I finally put the components on the SWR bridge board:

SWR Bridge Schematic

The SWR bridge uses a common two-transformer directional coupler design, and should have very low excess loss.  Typically the coupled taps are designed for a 50 Ohm impedance, which makes perfect sense if you want to connect it to other test equipment.  But here we are using a full-wave rectifier diode detector design, and we can reduce the loss, or increase the sensitivity, by scaling up the impedance at the coupled ports.  Here I adjusted the transformer turns ratios to drive a 100 Ohm load at the detector ports.

3D KiCad Rendering

 It turns out that there is a downside to how quick/easy/cheap the design-to-PCB process is.  First, I spent some hours simulating various circuit options in LTSpice  Then, using KiCad for schematic capture and circuit-board layout,  I had the schematic and PCB design finished in one evening.  This included building some custom symbols and footprints for my toroid coils and the Schottky diodes I had chosen.  That same evening I sent the PCB files over the internet to JLCPCB, and selecting the next-to-cheapest delivery option I had five boards fabricated and shipped for $12.80.  Complete(!)  These were two-layer boards, but four-layer are only very slightly more expensive.  Since the component count was low, I chose to not get the stainless solder-paste stencil, but those are also quite inexpensive and certainly worth it if you have a more complicated board.

So what’s the downside?  It’s so easy, quick, and cheap that I  perhaps don’t spend enough time checking my work.  Turns out I had four silk screened reference designators swapped (which meant I installed those parts in the wrong location), and I had screwed up the location of two diodes in my original schematic.  Fortunately, all the traces are on the top side, and it was easy to cut traces and solder wires to fix that little SNAFU.

Board Under Test (with cuts and bodge-wires)

 With those fixes I was able to test the SWR detector with my signal generator at +20 dBm (1/10 W), and using my Drift Buoy amplifier at +30 dBm (1 W).  I was able to test with SWR of 1:1, infinity,  1.27:1, and 1.168 (these last two using a 10dB attenuator with open and shorted outputs).  I’m going to have to do more measurements at different SWRs.  I will be measuring the forward and reverse detector output voltages with the Drift Buoy A/D converter, and since the diodes are non-linear, will need to characterize the behavior at different power levels and SWR values.

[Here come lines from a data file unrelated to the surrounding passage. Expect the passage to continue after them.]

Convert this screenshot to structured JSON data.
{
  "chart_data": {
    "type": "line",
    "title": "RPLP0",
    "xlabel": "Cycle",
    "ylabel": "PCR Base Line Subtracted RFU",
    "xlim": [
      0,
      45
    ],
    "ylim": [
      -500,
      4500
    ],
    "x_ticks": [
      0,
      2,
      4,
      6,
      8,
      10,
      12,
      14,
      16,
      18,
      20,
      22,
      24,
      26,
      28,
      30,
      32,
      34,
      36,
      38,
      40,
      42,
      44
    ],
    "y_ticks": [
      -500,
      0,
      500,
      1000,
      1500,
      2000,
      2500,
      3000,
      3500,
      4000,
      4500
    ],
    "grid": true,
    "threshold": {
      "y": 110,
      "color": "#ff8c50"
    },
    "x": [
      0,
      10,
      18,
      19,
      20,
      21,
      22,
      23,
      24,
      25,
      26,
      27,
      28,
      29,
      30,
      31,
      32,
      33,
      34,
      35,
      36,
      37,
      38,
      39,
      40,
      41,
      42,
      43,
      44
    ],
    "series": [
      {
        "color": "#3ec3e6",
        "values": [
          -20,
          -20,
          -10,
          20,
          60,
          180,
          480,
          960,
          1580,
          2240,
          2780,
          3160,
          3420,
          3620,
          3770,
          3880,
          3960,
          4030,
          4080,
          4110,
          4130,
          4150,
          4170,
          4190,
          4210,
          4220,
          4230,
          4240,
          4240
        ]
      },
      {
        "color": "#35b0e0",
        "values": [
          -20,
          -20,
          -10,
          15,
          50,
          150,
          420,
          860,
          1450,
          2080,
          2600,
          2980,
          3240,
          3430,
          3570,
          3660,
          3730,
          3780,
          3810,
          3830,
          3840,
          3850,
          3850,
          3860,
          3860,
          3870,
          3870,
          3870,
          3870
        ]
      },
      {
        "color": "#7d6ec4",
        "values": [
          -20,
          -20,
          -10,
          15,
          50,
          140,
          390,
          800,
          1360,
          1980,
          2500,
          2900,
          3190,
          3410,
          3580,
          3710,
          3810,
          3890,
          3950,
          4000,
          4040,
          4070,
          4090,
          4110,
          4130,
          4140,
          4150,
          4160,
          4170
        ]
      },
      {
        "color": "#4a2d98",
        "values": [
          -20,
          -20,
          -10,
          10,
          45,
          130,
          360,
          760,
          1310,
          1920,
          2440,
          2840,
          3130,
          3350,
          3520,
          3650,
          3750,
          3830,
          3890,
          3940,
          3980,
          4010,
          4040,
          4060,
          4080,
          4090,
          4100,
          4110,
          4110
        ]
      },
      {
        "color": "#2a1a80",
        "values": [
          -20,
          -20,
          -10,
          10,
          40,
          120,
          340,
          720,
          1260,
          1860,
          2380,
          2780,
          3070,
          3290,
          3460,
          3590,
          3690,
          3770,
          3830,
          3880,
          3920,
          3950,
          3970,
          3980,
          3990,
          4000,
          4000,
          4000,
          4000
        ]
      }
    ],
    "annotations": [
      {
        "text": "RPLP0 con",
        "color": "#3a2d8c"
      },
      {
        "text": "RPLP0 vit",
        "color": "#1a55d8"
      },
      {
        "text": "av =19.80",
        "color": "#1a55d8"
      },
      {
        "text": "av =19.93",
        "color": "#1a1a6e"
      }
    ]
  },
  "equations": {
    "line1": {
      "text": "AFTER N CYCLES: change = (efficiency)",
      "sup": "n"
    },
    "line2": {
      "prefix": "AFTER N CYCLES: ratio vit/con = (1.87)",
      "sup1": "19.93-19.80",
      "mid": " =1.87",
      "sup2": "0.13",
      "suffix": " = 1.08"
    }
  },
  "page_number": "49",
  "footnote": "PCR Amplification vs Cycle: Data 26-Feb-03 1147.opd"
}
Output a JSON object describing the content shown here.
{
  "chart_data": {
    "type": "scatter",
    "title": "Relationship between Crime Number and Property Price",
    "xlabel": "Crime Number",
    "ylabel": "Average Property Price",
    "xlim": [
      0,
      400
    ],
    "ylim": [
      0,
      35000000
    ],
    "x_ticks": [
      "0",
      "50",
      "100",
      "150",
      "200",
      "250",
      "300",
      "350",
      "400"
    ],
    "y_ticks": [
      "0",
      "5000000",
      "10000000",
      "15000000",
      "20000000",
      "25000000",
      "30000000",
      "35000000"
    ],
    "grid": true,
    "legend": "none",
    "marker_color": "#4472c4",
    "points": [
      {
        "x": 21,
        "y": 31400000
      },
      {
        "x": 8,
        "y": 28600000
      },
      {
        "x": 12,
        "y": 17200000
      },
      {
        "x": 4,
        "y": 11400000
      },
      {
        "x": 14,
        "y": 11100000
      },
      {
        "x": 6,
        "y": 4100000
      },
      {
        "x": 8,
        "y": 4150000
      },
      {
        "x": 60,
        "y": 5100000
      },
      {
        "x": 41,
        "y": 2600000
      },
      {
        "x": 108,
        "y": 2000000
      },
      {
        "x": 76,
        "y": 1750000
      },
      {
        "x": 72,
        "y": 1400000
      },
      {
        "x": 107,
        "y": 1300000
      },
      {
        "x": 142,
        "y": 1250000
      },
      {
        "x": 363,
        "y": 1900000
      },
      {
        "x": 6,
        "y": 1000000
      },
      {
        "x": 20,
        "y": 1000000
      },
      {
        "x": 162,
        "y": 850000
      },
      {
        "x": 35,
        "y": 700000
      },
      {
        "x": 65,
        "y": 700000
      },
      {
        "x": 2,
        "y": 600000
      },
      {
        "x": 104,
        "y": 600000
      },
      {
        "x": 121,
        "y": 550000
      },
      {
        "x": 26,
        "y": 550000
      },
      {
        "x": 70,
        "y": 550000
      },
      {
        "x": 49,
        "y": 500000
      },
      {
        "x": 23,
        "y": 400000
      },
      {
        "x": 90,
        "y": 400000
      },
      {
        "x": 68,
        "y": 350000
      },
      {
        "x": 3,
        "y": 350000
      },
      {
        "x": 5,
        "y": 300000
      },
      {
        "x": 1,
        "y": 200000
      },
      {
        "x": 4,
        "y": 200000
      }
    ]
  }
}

Through-Loss (-0.2dB @ 10 MHz)

 The last test was a loss measurement using my spectrum analyzer and tracking generator.  I hadn’t been too concerned about behavior far away from the 10 MHz frequency of operation, but it looks like the SWR bridge behaves well beyond 100 MHz.  The loss at 10 MHz is about 0.2 dB, which is pretty good.

By the way, those white wires on the toroids are the two-turn center-tapped windings.  I used a trace on the PBC for the center-tap connection and use two hairpin wires for the turns.